His father, incidentally an old advertising man himself, brags that he could reach the masses and bring them true enlightenment: “Give me a broadcasting station and a battery of color presses and I’ll show you a miracle in ten years.” His dad, too, wants to put out an independent newspaper, one that pokes holes in modern conventions. John knows just what to do: he has money to start such an operation. Grace is a reporter and Doris brilliant, so he has staff. He tells his dad to do so, but he wants to wait in the hospital for the next ten years and come out when the world is better, or at least close to better. He needs the rest.
The autobiographical elements are clearly here, though remixed, and it is difficult not to read the book as Thayer appeasing himself for the gradual descent into a life he never meant--becoming an advertising man, leaving the arts, leaving his first wife. Read that way, the book is very interesting. Read as an egoist manifesto, not so much: it’s more like a combination of mid-life crisis story mixed with adolescent existentialism--I guess you could read it as “The Corrections” of the 1930s.

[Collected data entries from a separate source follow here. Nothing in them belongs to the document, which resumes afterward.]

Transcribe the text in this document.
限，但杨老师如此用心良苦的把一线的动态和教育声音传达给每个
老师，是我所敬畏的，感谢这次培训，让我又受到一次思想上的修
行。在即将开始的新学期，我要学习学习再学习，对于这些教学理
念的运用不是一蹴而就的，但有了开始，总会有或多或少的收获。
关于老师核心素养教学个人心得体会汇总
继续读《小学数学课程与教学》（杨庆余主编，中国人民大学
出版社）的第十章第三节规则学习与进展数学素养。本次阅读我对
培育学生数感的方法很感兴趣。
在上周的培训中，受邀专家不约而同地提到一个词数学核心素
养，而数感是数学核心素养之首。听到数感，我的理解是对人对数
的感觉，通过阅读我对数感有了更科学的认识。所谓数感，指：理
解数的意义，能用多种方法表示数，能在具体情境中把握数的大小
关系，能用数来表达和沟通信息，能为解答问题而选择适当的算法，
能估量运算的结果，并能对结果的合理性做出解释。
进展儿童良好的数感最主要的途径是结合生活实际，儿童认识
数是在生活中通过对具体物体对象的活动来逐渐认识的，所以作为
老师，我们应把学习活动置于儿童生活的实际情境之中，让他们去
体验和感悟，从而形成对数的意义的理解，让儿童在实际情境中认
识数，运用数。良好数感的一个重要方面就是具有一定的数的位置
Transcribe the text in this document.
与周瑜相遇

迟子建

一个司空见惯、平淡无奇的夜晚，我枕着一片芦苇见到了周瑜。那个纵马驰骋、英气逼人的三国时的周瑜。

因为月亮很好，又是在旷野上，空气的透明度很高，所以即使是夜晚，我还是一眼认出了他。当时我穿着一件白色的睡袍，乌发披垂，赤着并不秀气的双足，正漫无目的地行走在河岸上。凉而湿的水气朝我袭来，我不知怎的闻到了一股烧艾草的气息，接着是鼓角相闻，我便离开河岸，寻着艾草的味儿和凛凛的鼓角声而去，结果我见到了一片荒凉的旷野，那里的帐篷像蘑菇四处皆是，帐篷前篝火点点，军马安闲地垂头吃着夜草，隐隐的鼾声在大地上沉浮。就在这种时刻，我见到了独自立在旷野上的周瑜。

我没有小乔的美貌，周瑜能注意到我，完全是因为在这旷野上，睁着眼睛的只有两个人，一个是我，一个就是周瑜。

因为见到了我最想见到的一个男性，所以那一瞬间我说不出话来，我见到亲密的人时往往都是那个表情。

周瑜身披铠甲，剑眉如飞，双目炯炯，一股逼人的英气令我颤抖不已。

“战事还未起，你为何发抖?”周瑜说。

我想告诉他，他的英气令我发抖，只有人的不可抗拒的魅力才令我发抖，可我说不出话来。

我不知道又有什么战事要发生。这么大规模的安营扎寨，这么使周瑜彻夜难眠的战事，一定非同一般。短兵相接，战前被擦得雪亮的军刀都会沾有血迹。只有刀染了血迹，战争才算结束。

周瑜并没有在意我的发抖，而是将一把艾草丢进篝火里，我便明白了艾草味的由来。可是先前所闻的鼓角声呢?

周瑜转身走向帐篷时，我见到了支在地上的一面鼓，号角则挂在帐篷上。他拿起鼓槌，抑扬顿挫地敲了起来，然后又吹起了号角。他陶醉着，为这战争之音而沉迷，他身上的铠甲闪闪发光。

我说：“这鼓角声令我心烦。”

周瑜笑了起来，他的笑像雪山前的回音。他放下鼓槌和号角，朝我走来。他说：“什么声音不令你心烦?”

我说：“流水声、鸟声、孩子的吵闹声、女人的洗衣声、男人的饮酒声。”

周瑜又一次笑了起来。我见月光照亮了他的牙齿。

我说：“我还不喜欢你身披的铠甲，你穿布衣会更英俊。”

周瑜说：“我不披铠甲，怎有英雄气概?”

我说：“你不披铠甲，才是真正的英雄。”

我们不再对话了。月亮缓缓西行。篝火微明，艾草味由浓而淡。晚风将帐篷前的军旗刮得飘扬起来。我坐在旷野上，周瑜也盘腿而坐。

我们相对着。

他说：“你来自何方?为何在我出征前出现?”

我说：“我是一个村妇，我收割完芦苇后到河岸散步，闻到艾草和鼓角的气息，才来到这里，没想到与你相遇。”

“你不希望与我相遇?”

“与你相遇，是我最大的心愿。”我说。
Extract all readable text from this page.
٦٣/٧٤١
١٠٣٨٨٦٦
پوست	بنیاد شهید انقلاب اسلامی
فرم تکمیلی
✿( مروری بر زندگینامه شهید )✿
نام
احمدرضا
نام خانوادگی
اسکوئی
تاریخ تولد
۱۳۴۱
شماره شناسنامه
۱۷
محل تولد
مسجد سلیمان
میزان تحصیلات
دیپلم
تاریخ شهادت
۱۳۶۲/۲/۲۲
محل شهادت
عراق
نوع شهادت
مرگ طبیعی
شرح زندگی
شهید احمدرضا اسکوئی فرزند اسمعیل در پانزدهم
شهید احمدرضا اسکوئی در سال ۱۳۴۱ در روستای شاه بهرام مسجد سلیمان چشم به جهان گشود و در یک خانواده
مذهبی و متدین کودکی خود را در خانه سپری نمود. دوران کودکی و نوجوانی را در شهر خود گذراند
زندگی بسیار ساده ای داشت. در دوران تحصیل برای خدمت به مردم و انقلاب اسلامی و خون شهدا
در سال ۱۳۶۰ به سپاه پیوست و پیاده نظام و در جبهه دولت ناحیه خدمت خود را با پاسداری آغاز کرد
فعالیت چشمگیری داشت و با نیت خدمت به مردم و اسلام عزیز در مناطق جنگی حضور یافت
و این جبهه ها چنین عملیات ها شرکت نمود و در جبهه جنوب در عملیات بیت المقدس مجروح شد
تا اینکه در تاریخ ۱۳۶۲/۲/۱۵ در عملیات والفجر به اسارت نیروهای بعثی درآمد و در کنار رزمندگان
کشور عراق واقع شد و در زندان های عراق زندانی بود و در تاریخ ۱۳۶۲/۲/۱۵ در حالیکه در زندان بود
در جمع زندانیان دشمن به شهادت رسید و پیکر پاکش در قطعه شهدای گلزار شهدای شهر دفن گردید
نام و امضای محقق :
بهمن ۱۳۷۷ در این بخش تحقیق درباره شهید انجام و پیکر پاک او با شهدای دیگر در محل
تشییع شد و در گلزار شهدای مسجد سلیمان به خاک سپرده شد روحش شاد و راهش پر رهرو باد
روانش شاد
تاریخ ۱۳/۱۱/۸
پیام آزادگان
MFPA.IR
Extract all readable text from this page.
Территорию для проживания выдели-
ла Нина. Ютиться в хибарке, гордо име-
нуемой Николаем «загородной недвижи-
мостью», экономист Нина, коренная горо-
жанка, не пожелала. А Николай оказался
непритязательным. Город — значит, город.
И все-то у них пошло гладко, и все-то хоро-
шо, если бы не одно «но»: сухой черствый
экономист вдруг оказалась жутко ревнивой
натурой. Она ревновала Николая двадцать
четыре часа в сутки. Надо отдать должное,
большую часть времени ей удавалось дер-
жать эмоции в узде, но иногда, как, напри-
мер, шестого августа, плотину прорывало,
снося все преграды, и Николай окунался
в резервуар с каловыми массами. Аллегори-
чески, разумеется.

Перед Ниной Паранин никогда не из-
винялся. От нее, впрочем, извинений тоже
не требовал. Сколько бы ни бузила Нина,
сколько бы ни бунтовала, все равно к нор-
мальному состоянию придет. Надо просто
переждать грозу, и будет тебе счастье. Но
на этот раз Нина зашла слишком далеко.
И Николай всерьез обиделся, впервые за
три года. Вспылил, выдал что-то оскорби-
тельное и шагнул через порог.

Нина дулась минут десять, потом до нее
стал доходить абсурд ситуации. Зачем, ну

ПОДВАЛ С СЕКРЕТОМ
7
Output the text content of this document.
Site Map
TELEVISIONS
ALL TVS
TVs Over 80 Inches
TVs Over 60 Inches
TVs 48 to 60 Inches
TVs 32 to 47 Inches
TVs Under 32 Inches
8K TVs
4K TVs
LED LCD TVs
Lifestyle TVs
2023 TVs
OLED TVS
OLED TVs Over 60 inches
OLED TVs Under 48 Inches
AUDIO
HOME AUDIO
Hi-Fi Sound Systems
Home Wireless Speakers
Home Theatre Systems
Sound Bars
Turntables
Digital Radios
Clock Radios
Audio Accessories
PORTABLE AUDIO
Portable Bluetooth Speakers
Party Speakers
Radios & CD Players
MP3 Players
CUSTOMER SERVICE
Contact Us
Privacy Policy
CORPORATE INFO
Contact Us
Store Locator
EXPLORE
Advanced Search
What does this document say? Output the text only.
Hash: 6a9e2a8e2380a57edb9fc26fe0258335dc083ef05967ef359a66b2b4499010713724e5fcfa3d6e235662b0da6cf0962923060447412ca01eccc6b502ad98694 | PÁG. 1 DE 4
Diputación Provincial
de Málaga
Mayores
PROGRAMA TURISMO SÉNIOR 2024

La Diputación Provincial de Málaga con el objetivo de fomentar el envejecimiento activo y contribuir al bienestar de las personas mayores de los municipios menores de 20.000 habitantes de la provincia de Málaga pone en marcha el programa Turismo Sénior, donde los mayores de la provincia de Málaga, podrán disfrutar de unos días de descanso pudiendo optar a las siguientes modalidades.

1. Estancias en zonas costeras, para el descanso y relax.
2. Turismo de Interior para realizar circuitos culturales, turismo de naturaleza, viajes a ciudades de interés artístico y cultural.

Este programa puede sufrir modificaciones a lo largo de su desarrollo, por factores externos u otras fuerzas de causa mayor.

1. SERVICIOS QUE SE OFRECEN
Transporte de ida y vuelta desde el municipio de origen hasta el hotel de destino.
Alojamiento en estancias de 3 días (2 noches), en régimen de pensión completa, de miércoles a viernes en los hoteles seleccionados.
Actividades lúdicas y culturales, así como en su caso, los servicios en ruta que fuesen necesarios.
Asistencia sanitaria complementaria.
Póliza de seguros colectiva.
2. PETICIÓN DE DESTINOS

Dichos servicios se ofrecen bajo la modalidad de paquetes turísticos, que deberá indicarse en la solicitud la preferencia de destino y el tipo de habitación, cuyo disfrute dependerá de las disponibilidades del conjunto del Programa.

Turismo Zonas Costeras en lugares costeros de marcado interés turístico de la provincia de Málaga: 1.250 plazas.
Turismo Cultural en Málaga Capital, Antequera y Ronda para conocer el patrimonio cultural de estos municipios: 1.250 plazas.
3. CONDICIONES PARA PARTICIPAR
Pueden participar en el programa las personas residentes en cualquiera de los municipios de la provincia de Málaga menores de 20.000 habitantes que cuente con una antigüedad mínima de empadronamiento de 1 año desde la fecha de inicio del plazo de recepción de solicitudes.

But there is one final irony, one that Thayer could not have anticipated when writing the novel. In 1938, he imagined life in an asylum as a welcome refuge from the demands of an insipid world. Seven years later, Ezra Pound was brought to the United States and, according to wikipedia, was thought to be “an intellectual 'crackpot' who imagined that he could correct all the economic ills of the world and who resented the fact that ordinary mortals were not sufficiently intelligent to understand his aims and motives.” He was put into an asylum. Thayer was a huge fan of Pound , and spent the rest of his life incensed at the injustice of Pound’s imprisonment, offering him support (he even bought Pound underwear) and trying to rally friends to protest.